A nossa posição em relação aos mais recentes questionamentos a todas essas práticas, as quais ainda demandam demonstração científica mais consistente, parte do princípio de que todas as práticas de saúde, convencionais e alternativas, acontecem num espectro contínuo que se apresenta entre dois polos: intervenção e cuidado, que se combinam nas mais variadas formas.
A metodologia científica é bem-sucedida na mensuração e avaliação rigorosa das intervenções, mas ainda não tanto em relação ao cuidado, pois este envolve um número muito grande de variáveis.
A biomedicina trabalha em busca de padrões universais, com uma descrição objetiva do adoecer. O ser humano tem um lado singular, não comparável, e que, para ser conhecido, se faz necessário um afastamento do universal. Ambos devem ser levados em consideração.
O exercício adequado das práticas alternativas envolve intensa conexão entre intervenção e cuidado. A escuta, a ressonância, a abertura ao outro são pilares dessa experiência de implicar-se de fato, para além de uma neutralidade impessoal.
Ainda não é possível, numa abordagem de saúde baseada nessa relação pessoal, única, falar em médias, em duplo cego ou em intervalo de confiança. Que se criem então condições de pesquisa em metodologias qualitativas e quantitativas que possam descrever essa complexidade em vez de simples e facilmente negar algo que não se conhece em profundidade.

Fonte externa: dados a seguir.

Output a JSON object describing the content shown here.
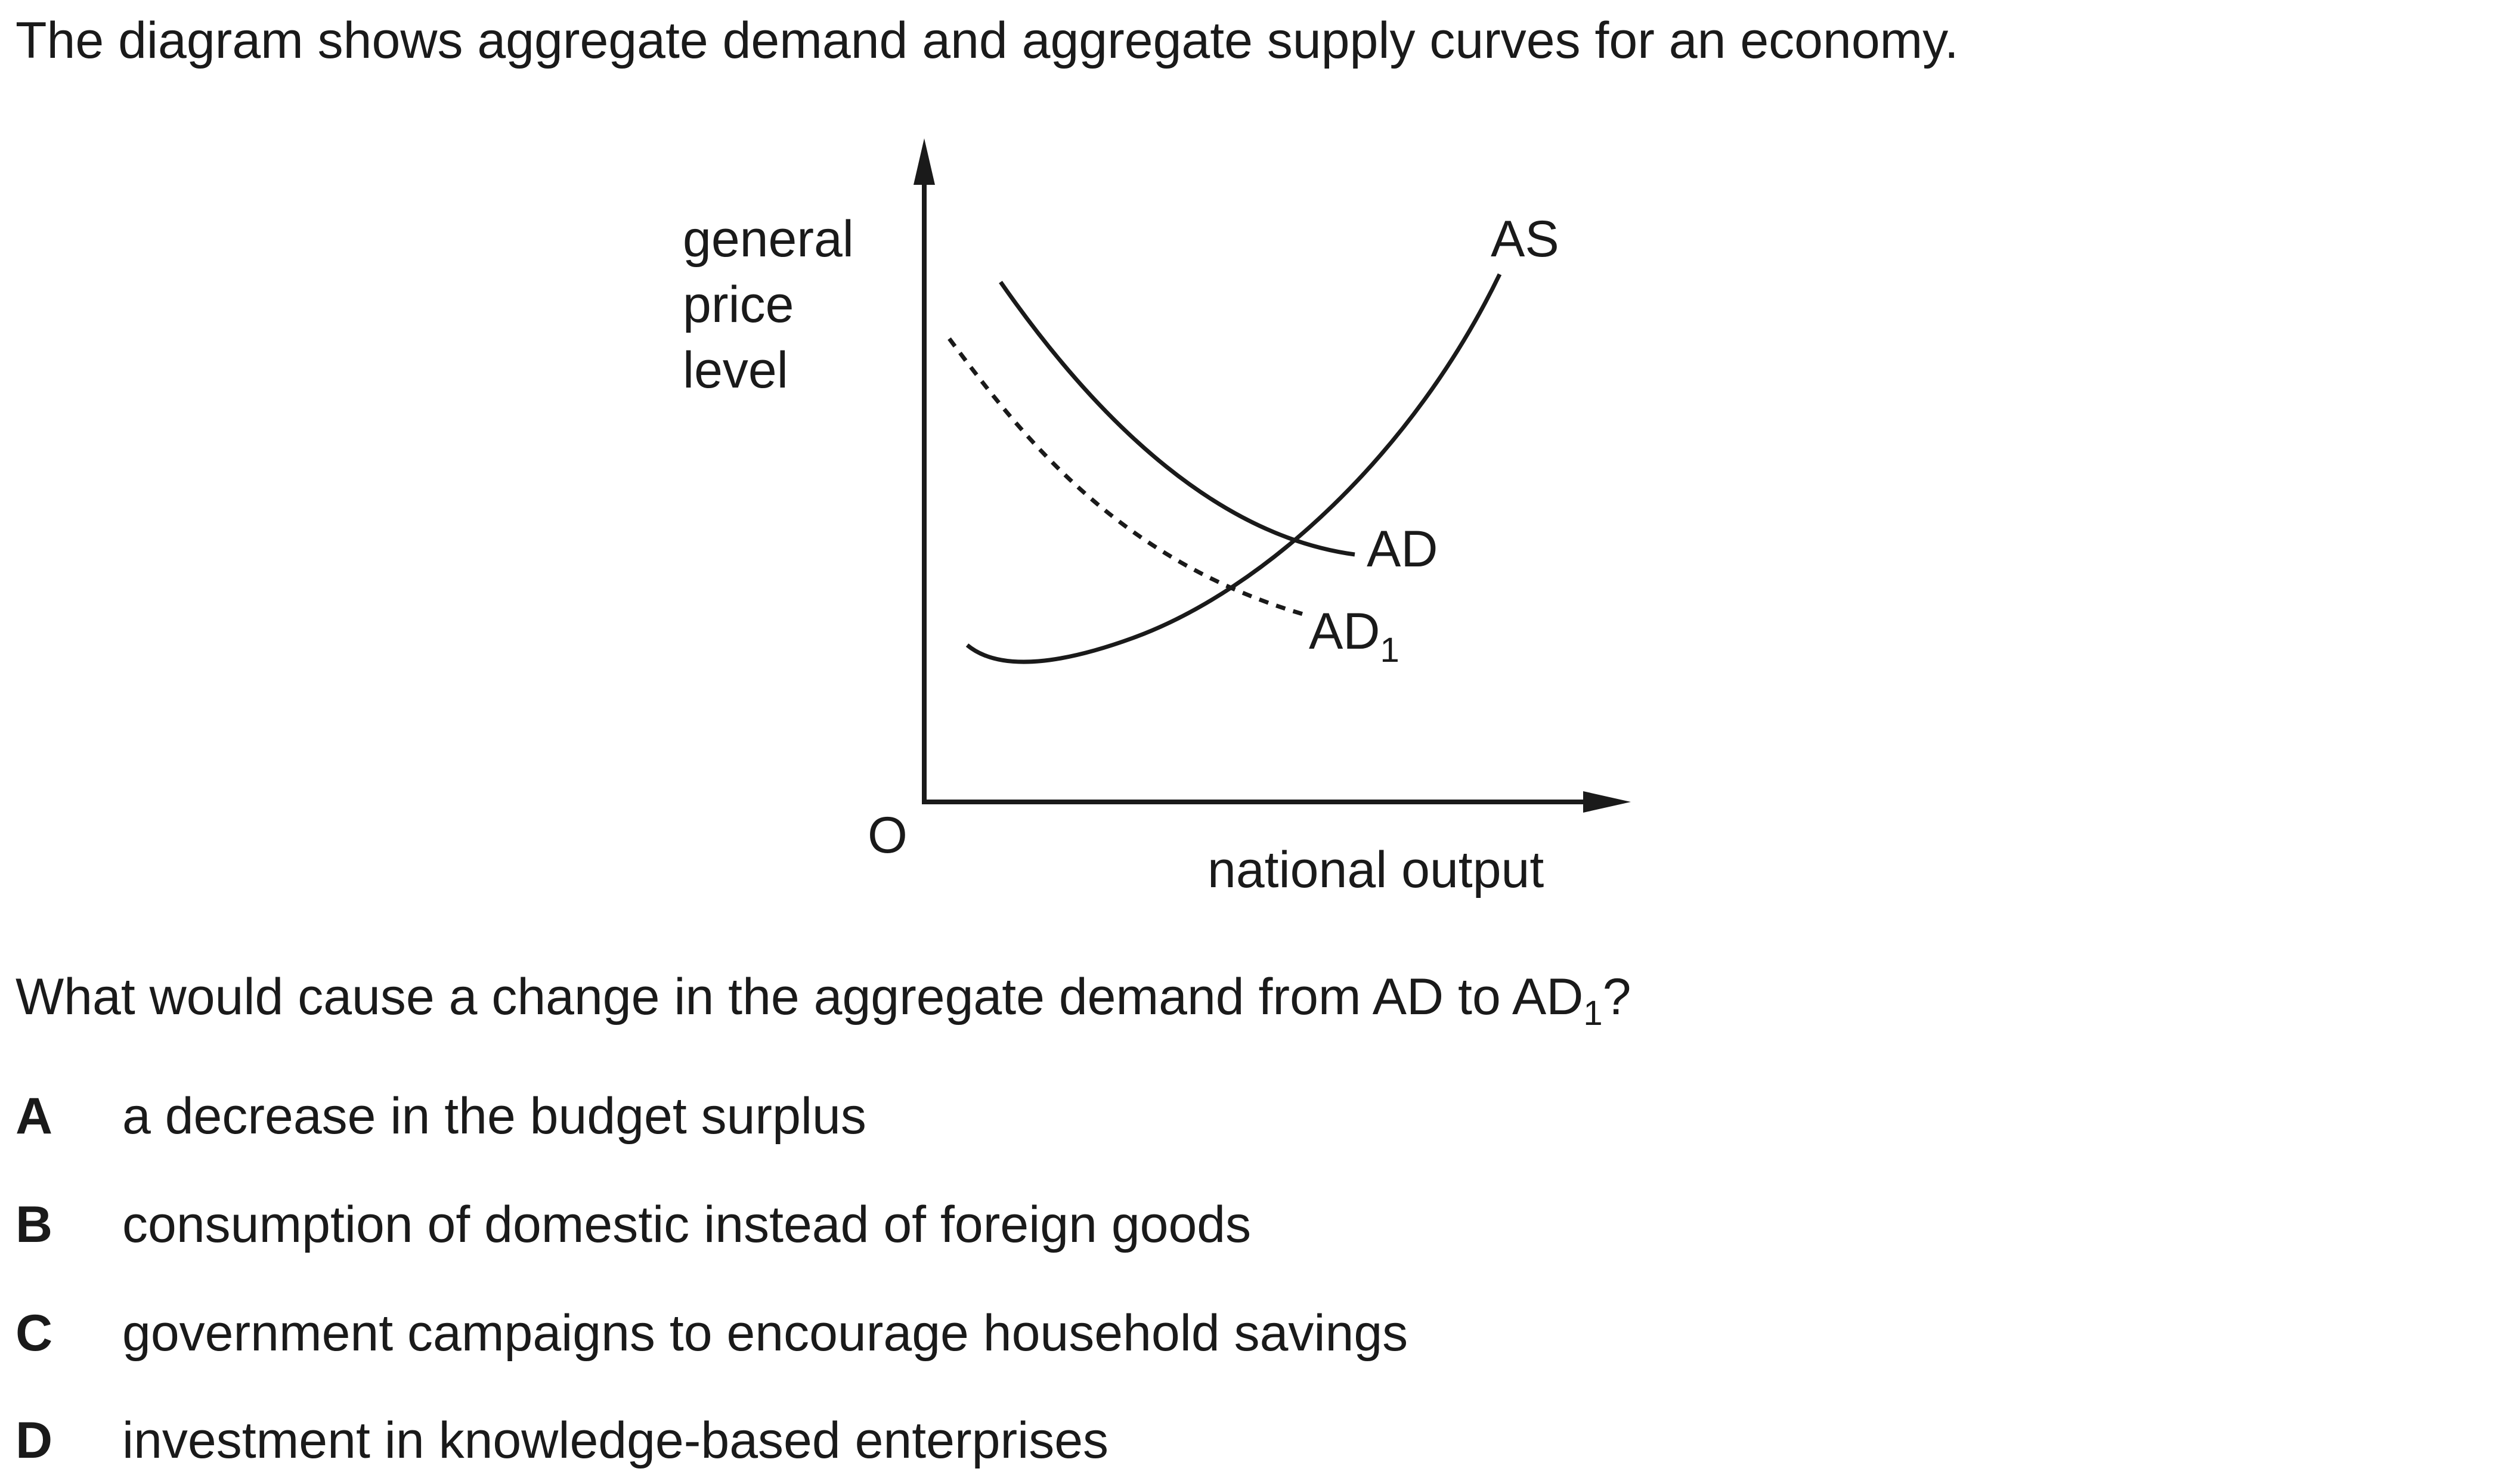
{
  "intro_text": "The diagram shows aggregate demand and aggregate supply curves for an economy.",
  "diagram": {
    "y_axis_label": [
      "general",
      "price",
      "level"
    ],
    "x_axis_label": "national output",
    "origin_label": "O",
    "curves": {
      "as": {
        "label": "AS",
        "style": "solid"
      },
      "ad": {
        "label": "AD",
        "style": "solid"
      },
      "ad1": {
        "label": "AD",
        "subscript": "1",
        "style": "dashed"
      }
    },
    "line_color": "#1a1a1a"
  },
  "question": {
    "text": "What would cause a change in the aggregate demand from AD to AD",
    "subscript": "1",
    "suffix": "?"
  },
  "options": [
    {
      "letter": "A",
      "text": "a decrease in the budget surplus"
    },
    {
      "letter": "B",
      "text": "consumption of domestic instead of foreign goods"
    },
    {
      "letter": "C",
      "text": "government campaigns to encourage household savings"
    },
    {
      "letter": "D",
      "text": "investment in knowledge-based enterprises"
    }
  ]
}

Vale lembrar que foi graças ao estudo das anomalias nas previsões das órbitas planetárias que a astronomia avançou até hoje. E que a prática médica se vale de várias substâncias, entre analgésicos e antipsicóticos, das quais o mecanismo de ação não é conhecido. O jogo do conhecimento, entre teoria e prática, é infinito —e assim vai continuar.
Além disso, se as práticas alternativas fossem “somente” fenômenos placebo, não se teria tanta dificuldade para aprendê-las e praticá-las com qualidade, algo que, quem faz e quem recebe, sabe muito bem.
E por “apenas um fenômeno placebo” não se explicam as agravações de sintomas, com posterior melhora, tão frequentes na homeopatia, na medicina tradicional chinesa, no rolfing e até mesmo em algo tão delicado como a eutonia.
Bons e maus profissionais existem em todas as áreas da saúde, mas não se podem ignorar os benefícios que as práticas alternativas de saúde vêm trazendo, há anos, a um número cada vez maior de pessoas. Se isso ainda não foi contabilizado em números, não é culpa dos praticantes, mas da falta de pesquisa. E no SUS isso poderia acontecer.
São os próprios colegas que trabalham no SUS que encaminham seus pacientes, tanto para a homeopatia como para as outras práticas alternativas.
Na experiência no centro de saúde ocorre uma vinculação do paciente com o serviço. Como consequência, temos menos faltas e menos demanda por consultas em outros serviços, além de uma diminuição nos pedidos de exames, pois o médico conhece melhor a individualidade do paciente.
Que essas percepções se transformem, com o grande trabalho necessário para tanto, em conhecimento consistente em vez de serem negadas de modo tão superficial, como vêm sendo tratadas tantas outras questões nesta nossa sociedade sofrida e tão polarizada quanto carente.